Ich persönlich habe etwas dagegen, billigen Speicher (externe Festplatte) durch teuren Speicher (Cloud) zu ersetzen, zusätzlich Bandbreite im Internet zu verbrauchen und von der Verfügbarkeit des Internet-Anschlusses und des Cloud-Providers abhängig zu sein, wenn ich zufällig die ausgelagerte Datei mal brauche.
Wenn ich eine Datei brauche, dann sofort und nicht erst nach einem eventuell langwierigen Download. Auch bei einer schnellen Internet-Leitung dauert es etwas, bis man mal eben fünf Gigabyte heruntergeladen hat.
Neue Funktionen in Fotos
Hallo, Apple? Für diese Funktionen hatte ich schon einmal beim Kauf von Aperture bezahlt.
Dann wurde entschieden, das Programm nicht mehr zu unterstützen, OHNE einen gleichwertigen Ersatz anzubieten. Ich war gezwungen ein halbes Jahr lang meine Aperture-Library halb-manuell in Lightroom zu übertragen, um keine Metadaten zu verlieren. An dieser Stelle noch einmal vielen Dank für die zusätzliche Arbeit!
Fotos ist seitdem für mich tabu. Ich fasse es nicht an, auch wenn es langsam wieder an Aperture heranreichen sollte.
Nachrichten - noch interessanter
Ich kann jetzt riesige Emojis senden? Ich kann Nachrichten ein Herz verpassen?
Sorry, Apple, aber ich bin nicht mehr zwölf Jahre alt.

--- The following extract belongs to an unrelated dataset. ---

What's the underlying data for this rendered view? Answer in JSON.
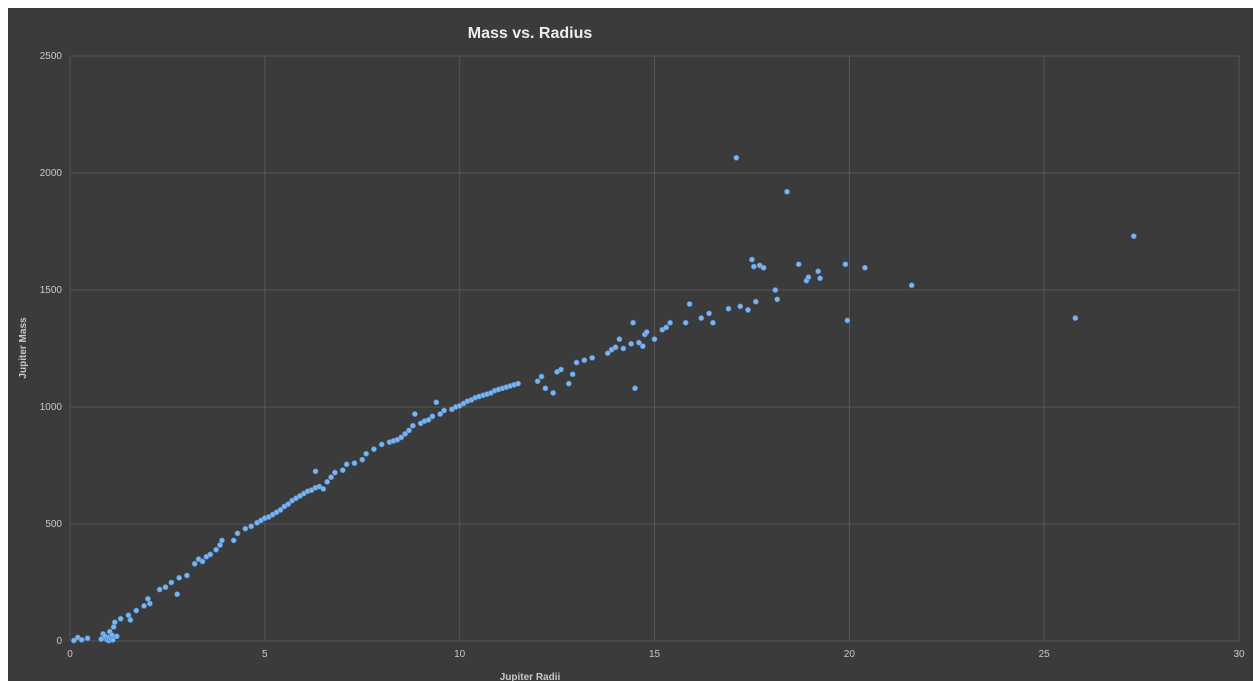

Ich kommuniziere schon seit 1990 über E-Mail. Wenn ich eine unmittelbare Kommunikation brauche, kann ich anrufen. Ja, ich weiss - ich bin ein Dinosaurier.
iTunes verbessert
Ich gebe hier zu - ich höre Musik noch von CDs oder sogar von Schallplatte. Ich benutze weder Streaming-Dienste noch Web-Radio oder Podcasts. iTunes ist für mich eine der am wenigsten genutzten Anwendungen überhaupt.
Tabs
Eine sinnvolle Erweiterung, auch wenn es ohne sie geht. Über das Dock kann ich ebenso schnell Fenster wechseln. Auch im Finder benutze ich lieber mehrere Fenster als Tabs - ich vermute, das wird auch bei anderen Anwendungen so sein. Aber wer weiss - vielleicht ist es an einigen Stellen hilfreich.
Bild in Bild für Videos
Ich habe keine Ahnung, wozu das gut sein soll. Entweder ich will ein Video ansehen - dann tue ich das auch - oder ich will etwas anderes machen. Dann halte ich das Video an und schaue später weiter.
Ich höre auch nicht nebenbei Radio oder lese ein Buch, wenn ich den Fernseher an habe.
Zusammenfassung
Wie man sieht, würde mir ein Update nichts bringen, was ich wirklich für meine Arbeit am Computer brauche. Im Gegenteil - vermutlich muss ich mich dann wieder mit Einstellungen herumschlagen, um diverse Funktionen an die Leine zu legen.
Aber wie war das nun mit den Dinosauriern? Richtig: die sind ausgestorben.
Ich hab noch keine Lust auszusterben, also werde ich das Update doch installieren. Die diversen Programme die ich einsetze entwickeln sich ebenfalls weiter und es ist fraglich, wie lange neuere Versionen noch die alten Betriebssystem-Versionen unterstützen. Also beisse ich in den sauren Apple und hole mir Sierra.
Update (Januar 2017)
Inzwischen habe ich Sierra installiert und kann eigentlich keine Änderung zur Vorgängerversion feststellen, die mir auffällt. Zumindest ist nichts schlechter geworden.
Ich musste nur mit der Installation warten, da Apple das Mail-Programm inkompatibel verändert hat, so dass mein GPG-Plugin nicht mehr funktioniert hätte. Inzwischen gibt es für das Plugin eine Beta-Version die auch ganz gut funktioniert, so dass der Umstieg gewagt werden konnte.